L'illusion tenace de mon pauvre pédagogue pouvait être encore moins combattue que son appétit de domination. Il fut décidé qu'il quitterait Nohant à la Saint-Jean, c'est-à-dire au 24 juin, terme de son bail. Nous partîmes avant lui pour Paris, où, après quelques jours passés au Plessis chez nos bons amis, je louai un petit appartement garni hôtel de Florence, rue Neuve-des-Mathurins, chez un ancien chef de cuisine de l'empereur. Cet homme, qui se nommait Gaillot, et qui était un très honnête et excellent homme, avait contracté au service de l'en cas une étrange habitude, celle de ne jamais se coucher. On sait que l'en cas de l'empereur était un poulet toujours rôti à point, à quelque heure de jour et de nuit que ce fût. Une existence d'homme avait été vouée à la présence de ce poulet à la broche, et Gaillot, chargé de le surveiller, avait dormi dix ans sur une chaise, tout habillé, toujours en mesure d'être sur pied en un instant. Ce dur régime ne l'avait pas préservé de l'obésité. Il le continuait, ne pouvant plus s'étendre dans un lit sans étouffer, et prétendant ne pouvoir dormir bien que d'un œil. Il est mort d'une maladie de foie entre cinquante et soixante ans.
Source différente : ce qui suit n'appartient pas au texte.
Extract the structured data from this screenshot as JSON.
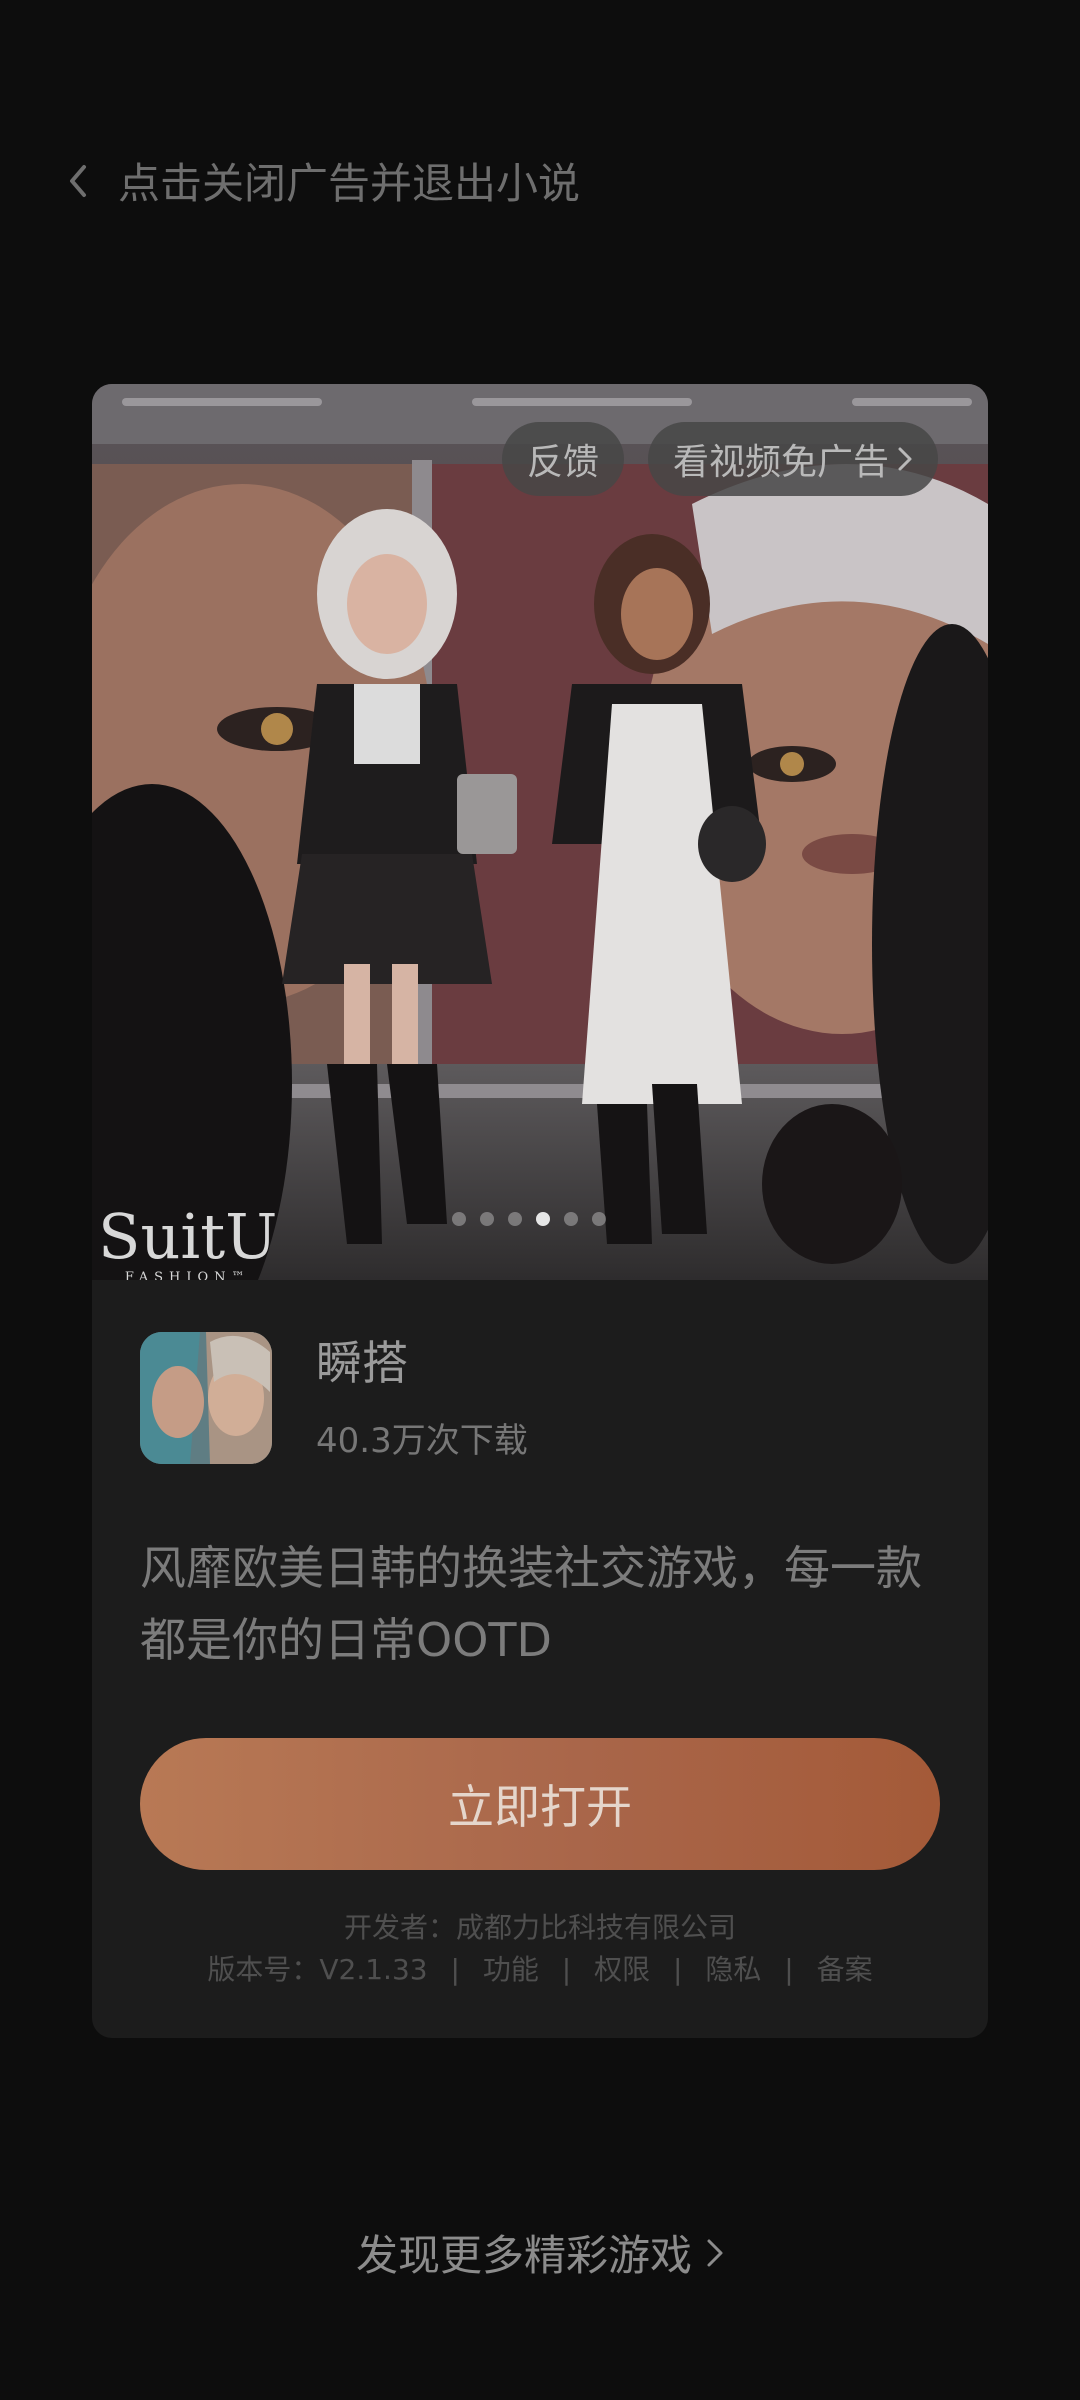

Sa femme avait été femme de chambre de l'impératrice Joséphine.

C'est dans l'hôtel qu'ils avaient meublé que je trouvai, au fond d'une seconde cour plantée en jardin, un petit pavillon où mon fils Maurice vint au monde, le 30 juin 1823, sans encombre et très vivace. Ce fut le plus beau moment de ma vie que celui où, après une heure de profond sommeil qui succéda aux douleurs terribles de cette crise, je vis en m'éveillant ce petit être endormi sur mon oreiller. J'avais tant rêvé de lui d'avance, et j'étais si faible, que je n'étais pas sûre de ne pas rêver encore. Je craignais de remuer et de voir la vision s'envoler comme les autres jours.
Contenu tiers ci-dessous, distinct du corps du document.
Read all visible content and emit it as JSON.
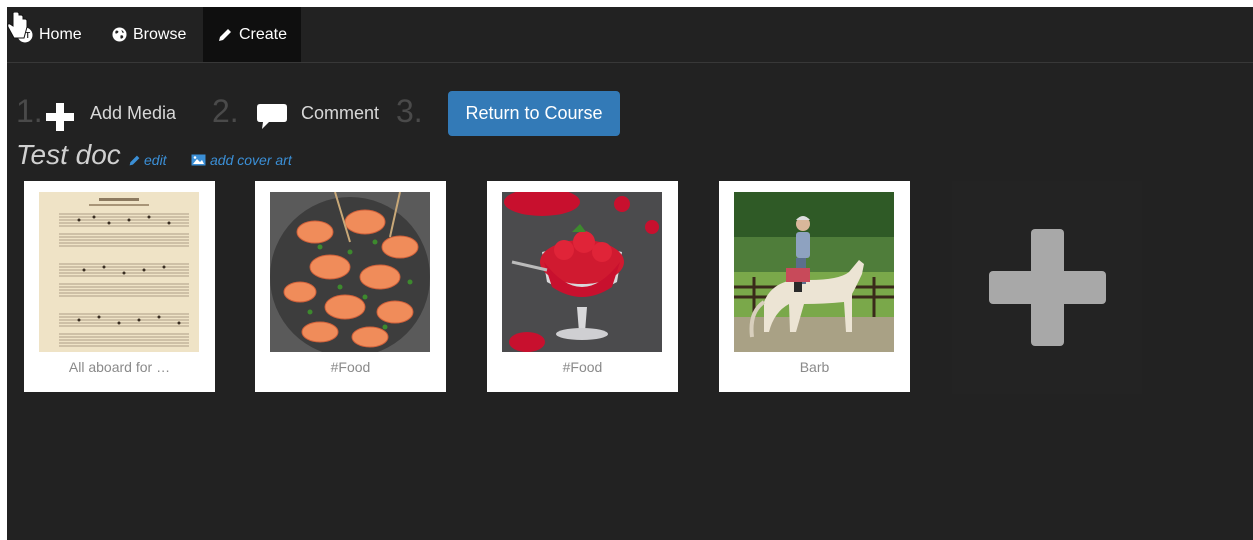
{
  "nav": {
    "home": "Home",
    "browse": "Browse",
    "create": "Create"
  },
  "steps": [
    {
      "number": "1.",
      "label": "Add Media",
      "icon": "plus-icon"
    },
    {
      "number": "2.",
      "label": "Comment",
      "icon": "comment-icon"
    },
    {
      "number": "3.",
      "label": "Return to Course"
    }
  ],
  "document": {
    "title": "Test doc",
    "edit_label": "edit",
    "cover_label": "add cover art"
  },
  "media": [
    {
      "caption": "All aboard for …",
      "kind": "sheet-music-image"
    },
    {
      "caption": "#Food",
      "kind": "shrimp-dish-image"
    },
    {
      "caption": "#Food",
      "kind": "strawberry-dessert-image"
    },
    {
      "caption": "Barb",
      "kind": "horse-rider-image"
    }
  ],
  "add_tile_icon": "plus-icon",
  "colors": {
    "background": "#222222",
    "accent": "#337ab7",
    "link": "#3b8fd6"
  }
}
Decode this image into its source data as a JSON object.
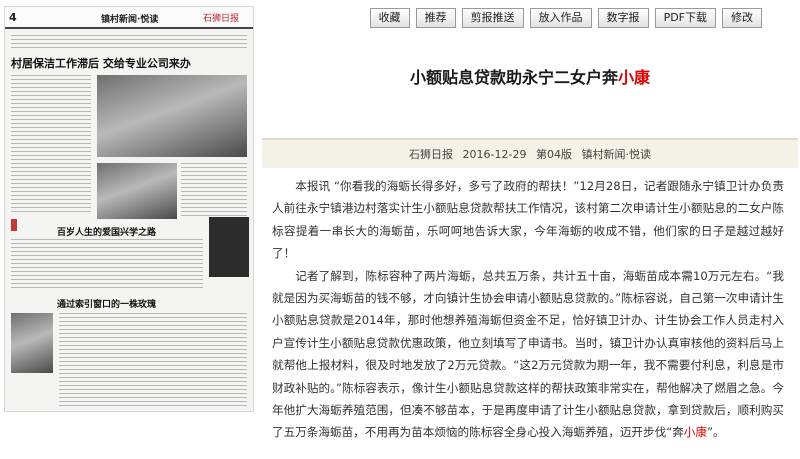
{
  "toolbar": {
    "buttons": [
      {
        "label": "收藏"
      },
      {
        "label": "推荐"
      },
      {
        "label": "剪报推送"
      },
      {
        "label": "放入作品"
      },
      {
        "label": "数字报"
      },
      {
        "label": "PDF下载"
      },
      {
        "label": "修改"
      }
    ]
  },
  "thumbnail": {
    "page_number": "4",
    "section": "镇村新闻·悦读",
    "masthead": "石狮日报",
    "headline_main": "村居保洁工作滞后 交给专业公司来办",
    "headline_mid": "百岁人生的爱国兴学之路",
    "headline_low": "通过索引窗口的一株玫瑰"
  },
  "article": {
    "title_prefix": "小额贴息贷款助永宁二女户奔",
    "title_highlight": "小康",
    "source": "石狮日报",
    "date": "2016-12-29",
    "page": "第04版",
    "section": "镇村新闻·悦读",
    "paragraph1": "本报讯 “你看我的海蛎长得多好，多亏了政府的帮扶！”12月28日，记者跟随永宁镇卫计办负责人前往永宁镇港边村落实计生小额贴息贷款帮扶工作情况，该村第二次申请计生小额贴息的二女户陈标容提着一串长大的海蛎苗，乐呵呵地告诉大家，今年海蛎的收成不错，他们家的日子是越过越好了！",
    "paragraph2_main": "记者了解到，陈标容种了两片海蛎，总共五万条，共计五十亩，海蛎苗成本需10万元左右。“我就是因为买海蛎苗的钱不够，才向镇计生协会申请小额贴息贷款的。”陈标容说，自己第一次申请计生小额贴息贷款是2014年，那时他想养殖海蛎但资金不足，恰好镇卫计办、计生协会工作人员走村入户宣传计生小额贴息贷款优惠政策，他立刻填写了申请书。当时，镇卫计办认真审核他的资料后马上就帮他上报材料，很及时地发放了2万元贷款。“这2万元贷款为期一年，我不需要付利息，利息是市财政补贴的。”陈标容表示，像计生小额贴息贷款这样的帮扶政策非常实在，帮他解决了燃眉之急。今年他扩大海蛎养殖范围，但凑不够苗本，于是再度申请了计生小额贴息贷款，拿到贷款后，顺利购买了五万条海蛎苗，不用再为苗本烦恼的陈标容全身心投入海蛎养殖，迈开步伐“奔",
    "paragraph2_highlight": "小康",
    "paragraph2_tail": "”。"
  }
}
On me tint au lit beaucoup plus longtemps qu'il ne fallait. C'est l'usage à Paris de prendre plus de précautions pour les femmes dans cette situation qu'on ne le fait dans nos campagnes. Quand je fus mère pour la seconde fois, je me levai le second jour et je m'en trouvai fort bien.

Je fus la nourrice de mon fils, comme plus tard je fus la nourrice de sa sœur. Ma mère fut sa marraine et mon beau-père son parrain.
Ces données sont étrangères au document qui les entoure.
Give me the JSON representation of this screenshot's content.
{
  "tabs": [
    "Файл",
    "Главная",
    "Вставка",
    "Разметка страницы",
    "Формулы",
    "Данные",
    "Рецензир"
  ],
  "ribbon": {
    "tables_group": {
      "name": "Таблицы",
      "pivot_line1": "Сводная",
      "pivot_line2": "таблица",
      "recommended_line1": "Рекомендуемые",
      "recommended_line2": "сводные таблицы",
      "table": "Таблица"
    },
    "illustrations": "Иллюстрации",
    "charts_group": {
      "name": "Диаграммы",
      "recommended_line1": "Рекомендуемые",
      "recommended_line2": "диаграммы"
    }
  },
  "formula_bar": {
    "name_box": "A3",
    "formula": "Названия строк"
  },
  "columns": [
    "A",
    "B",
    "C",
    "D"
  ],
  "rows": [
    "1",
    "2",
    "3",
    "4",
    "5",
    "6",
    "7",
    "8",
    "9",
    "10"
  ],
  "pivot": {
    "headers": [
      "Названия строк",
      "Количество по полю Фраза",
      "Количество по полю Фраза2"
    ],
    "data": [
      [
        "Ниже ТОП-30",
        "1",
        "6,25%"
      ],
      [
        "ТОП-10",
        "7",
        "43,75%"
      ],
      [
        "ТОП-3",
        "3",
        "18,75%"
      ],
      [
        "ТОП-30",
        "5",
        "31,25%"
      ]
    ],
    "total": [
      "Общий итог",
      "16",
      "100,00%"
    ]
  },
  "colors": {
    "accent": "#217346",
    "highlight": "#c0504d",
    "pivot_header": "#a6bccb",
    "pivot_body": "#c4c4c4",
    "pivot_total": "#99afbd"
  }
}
Deschartres arriva de Nohant tout rempli de ses projets de fortune et tout gourmé dans son antique habit bleu barbeau à boutons d'or. Il avait l'air si provincial dans sa toilette surannée, qu'on se retournait dans les rues pour le regarder. Mais il ne s'en souciait pas et passait dans sa majesté. Il examina Maurice avec attention, le démaillota et le retourna de tous côtés pour s'assurer qu'il n'y avait rien à redresser ou à critiquer. Il ne le caressa pas: je n'ai pas souvenance d'avoir vu une caresse, un baiser de Deschartres à qui que ce soit: mais il le tint endormi sur ses genoux et le considéra longtemps. Puis, la vue de cet enfant l'ayant satisfait, il continua à dire qu'il était temps qu'il vécût pour lui-même.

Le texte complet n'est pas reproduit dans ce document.